In Letters From a Stoic, Seneca writes, “There is no fixed count of our years. You do not know where death awaits you; so be ready for it everywhere.”
This is not to suggest that we should live in paranoia, afraid that we might die at any moment. Instead it is a reminder that the long term plans we hope to live out might not come to pass. It is a reminder to make our lives what we want them to be today, rather than assuming that we have a long future to achieve our desired goals.
The wrong response to the message is the modern day (though kinda dying out) idea of YOLO. The idea, “you only live once,” has been used to justify a lifestyle of partying, of short term thinking, and of extravagant opulence. It almost ignores all long term planning in focus of short term pleasure, but it doesn’t really help us to be ready for death as Seneca suggests.

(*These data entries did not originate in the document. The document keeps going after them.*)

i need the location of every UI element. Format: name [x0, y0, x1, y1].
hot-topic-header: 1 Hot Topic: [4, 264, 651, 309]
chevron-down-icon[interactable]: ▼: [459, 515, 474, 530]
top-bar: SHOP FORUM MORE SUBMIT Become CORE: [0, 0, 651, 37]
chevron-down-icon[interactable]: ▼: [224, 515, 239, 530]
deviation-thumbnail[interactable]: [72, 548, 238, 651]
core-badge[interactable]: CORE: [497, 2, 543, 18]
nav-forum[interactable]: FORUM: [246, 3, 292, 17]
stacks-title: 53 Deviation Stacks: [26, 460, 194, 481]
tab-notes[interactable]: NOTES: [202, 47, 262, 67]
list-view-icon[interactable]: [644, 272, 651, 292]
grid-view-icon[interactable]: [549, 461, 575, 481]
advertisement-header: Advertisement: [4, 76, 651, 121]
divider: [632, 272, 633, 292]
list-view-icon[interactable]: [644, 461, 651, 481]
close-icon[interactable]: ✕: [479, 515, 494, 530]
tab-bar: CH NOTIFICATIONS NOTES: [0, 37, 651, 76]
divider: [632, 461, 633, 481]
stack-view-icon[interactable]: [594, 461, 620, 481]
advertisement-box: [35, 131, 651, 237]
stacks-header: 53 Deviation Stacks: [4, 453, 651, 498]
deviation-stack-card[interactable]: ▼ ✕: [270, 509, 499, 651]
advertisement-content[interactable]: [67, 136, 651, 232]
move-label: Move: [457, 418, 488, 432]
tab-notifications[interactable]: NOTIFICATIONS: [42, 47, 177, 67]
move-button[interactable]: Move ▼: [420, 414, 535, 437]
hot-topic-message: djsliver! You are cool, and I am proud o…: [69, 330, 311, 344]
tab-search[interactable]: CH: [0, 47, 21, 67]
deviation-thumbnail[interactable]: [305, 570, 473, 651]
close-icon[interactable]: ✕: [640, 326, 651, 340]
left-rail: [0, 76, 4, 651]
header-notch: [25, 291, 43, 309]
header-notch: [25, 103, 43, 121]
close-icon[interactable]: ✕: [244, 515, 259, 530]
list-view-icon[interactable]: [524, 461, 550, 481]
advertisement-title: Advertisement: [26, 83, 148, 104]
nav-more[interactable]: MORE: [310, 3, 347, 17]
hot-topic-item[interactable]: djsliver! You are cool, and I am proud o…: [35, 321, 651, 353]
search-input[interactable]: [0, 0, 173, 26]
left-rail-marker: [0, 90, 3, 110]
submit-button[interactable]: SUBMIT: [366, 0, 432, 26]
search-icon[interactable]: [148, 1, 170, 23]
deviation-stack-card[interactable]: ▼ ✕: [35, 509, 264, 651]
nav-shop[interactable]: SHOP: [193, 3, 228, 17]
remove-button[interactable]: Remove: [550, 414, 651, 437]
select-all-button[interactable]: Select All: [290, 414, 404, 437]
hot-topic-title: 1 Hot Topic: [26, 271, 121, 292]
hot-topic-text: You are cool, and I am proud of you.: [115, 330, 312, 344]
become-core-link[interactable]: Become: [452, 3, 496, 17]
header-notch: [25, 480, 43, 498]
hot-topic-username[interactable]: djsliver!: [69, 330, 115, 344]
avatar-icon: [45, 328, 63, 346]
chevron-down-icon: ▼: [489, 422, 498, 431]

Another wrong response to the ideas from Seneca is to be overly ambitious and push too hard to for achievements. We don’t have to push our bodies to be perfect physical specimens today. We don’t have to push too hard for the C suit in corporate America before age 40. We don’t have to be ruthless in our pursuit of money, wealth, and things to show how successful we are today. That too doesn’t actually prepare us for death.
What we should learn from Seneca is that it is important to plan ahead, but to remember that our plans may never have an opportunity to come to pass. We should make our lives meaningful and do things today that we can take pride in. This means building real and lasting relationships, focusing our daily lives on things that truly matter, so that if we depart today, we have been focusing in the right direction, and would be satisfied with where we leave the Earth. We cannot procrastinate and assume that we will eventually have time to do meaningful things in our lives. We can’t use our potentially short time to simply puff up our own ego. We have to pause, to think about a meaningful life, and continually adjust our course so that we are living well, and ready to depart at any unfortunate moment.